Backers of Czech nuclear power have been concerned that the stress tests could pick on the aging Dukovany power plant, the biggest single power source in the Czech Republic, with pressure exerted by Germany and Austria to close it down.

‘It would have been interesting if they had nominated a German and an Austrian.’

SÚJB head Drábová admitted such pressure had been exerted last month but described it as an emotional and not reasoned reaction following the nuclear accident at Japan’s Fukushima nuclear plant. Dukovany’s operator, state-controlled electricity company ČEZ is seeking to extend the plant’s operating life for at least another 10 years, when current permits at the four reactors start to expire in 2015.

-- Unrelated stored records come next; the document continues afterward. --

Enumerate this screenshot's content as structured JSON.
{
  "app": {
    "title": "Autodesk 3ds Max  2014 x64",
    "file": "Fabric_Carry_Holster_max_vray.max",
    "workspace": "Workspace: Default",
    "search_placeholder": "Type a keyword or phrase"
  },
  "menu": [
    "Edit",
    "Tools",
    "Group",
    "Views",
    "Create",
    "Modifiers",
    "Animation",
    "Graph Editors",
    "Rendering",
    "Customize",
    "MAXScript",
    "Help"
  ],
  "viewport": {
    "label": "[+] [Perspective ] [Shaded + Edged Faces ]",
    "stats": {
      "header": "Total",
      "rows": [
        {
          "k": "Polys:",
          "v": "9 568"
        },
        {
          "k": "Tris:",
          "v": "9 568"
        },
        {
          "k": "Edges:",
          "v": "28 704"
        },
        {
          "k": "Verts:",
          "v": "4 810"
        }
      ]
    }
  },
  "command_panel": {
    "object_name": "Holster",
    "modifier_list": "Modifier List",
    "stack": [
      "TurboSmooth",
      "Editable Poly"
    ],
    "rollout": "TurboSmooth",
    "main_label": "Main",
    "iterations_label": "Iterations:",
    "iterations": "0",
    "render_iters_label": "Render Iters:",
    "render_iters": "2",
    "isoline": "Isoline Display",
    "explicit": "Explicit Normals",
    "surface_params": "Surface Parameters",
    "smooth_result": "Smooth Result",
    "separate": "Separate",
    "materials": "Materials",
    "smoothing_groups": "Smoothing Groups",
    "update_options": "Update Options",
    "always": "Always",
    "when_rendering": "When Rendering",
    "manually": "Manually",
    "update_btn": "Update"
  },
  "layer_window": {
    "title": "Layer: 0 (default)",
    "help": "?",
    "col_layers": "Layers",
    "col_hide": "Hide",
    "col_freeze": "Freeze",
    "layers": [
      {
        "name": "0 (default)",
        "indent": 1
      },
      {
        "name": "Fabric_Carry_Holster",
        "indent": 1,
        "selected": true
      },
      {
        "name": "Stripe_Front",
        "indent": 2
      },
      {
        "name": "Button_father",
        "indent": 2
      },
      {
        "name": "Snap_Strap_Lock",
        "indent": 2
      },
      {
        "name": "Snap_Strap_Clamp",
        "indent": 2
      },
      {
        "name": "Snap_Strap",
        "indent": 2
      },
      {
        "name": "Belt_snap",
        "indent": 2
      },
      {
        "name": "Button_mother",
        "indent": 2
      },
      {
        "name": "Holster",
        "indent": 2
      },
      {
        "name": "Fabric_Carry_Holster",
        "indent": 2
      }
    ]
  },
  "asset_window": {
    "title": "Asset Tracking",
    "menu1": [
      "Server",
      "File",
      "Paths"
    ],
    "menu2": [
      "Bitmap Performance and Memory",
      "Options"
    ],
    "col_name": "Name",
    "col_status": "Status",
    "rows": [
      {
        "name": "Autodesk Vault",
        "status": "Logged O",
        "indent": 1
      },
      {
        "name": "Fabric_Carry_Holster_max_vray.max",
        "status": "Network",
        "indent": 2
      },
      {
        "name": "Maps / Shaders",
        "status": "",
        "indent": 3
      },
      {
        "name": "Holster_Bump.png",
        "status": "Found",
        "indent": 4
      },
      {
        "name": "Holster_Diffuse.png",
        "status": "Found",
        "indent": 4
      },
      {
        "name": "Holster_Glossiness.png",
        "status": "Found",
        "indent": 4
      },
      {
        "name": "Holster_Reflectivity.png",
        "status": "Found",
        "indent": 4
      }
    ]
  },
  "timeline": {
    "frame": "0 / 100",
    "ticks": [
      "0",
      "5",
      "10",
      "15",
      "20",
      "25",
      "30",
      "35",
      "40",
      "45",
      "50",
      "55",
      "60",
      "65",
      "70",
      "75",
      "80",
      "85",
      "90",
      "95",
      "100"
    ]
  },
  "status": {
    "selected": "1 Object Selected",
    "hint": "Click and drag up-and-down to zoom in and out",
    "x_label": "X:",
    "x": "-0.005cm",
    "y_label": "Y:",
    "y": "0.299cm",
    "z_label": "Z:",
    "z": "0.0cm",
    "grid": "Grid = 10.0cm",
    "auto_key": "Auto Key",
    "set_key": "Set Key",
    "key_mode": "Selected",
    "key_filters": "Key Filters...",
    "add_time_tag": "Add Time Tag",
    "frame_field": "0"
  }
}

Initial reactions to national evaluations of nuclear plants should be given by the end of the year with the final EU reports due out in April 2012.

Former minister Bursík told the conference “Green Energy and Nuclear Power: which belong in the Future?” that a real debate on Czech energy policy had not taken off in the country. He argued that Germany’s decision to phase out all nuclear power by 2020 should act as an inspiration for the Czech Republic.

Germany planned to increase renewable to make up for some of the power production loss from nuclear and renewable power was already the second most important industrial sector in the country following the auto industry. Recent research showed that various types of renewable could combine together to form a balanced production base and that wind and solar power should not be earmarked as disruptive energy sources because of the power surges they created in the grid, Bursík added.

Cost, contract overruns

The bill for constructing two new nuclear power plants in Finland and France were currently 100 percent in excess of the original budget and had long ago failed to meet building deadlines, he pointed out, yet ČEZ was still pressing ahead with plans for two new reactors at its existing Temelín site. “What makes ČEZ believe that it can do better than France, one of the most experienced countries regarding nuclear technology, and Finland?” Bursík added.  

The three companies lining up for the massive Temelín contract, US-based Westinghouse, France’s Areva and the joint venture of Russia’s Atomstroyexport and Czech Škoda JS should get their tender documents from ČEZ laying out its conditions and the terms for bids by the end of the month.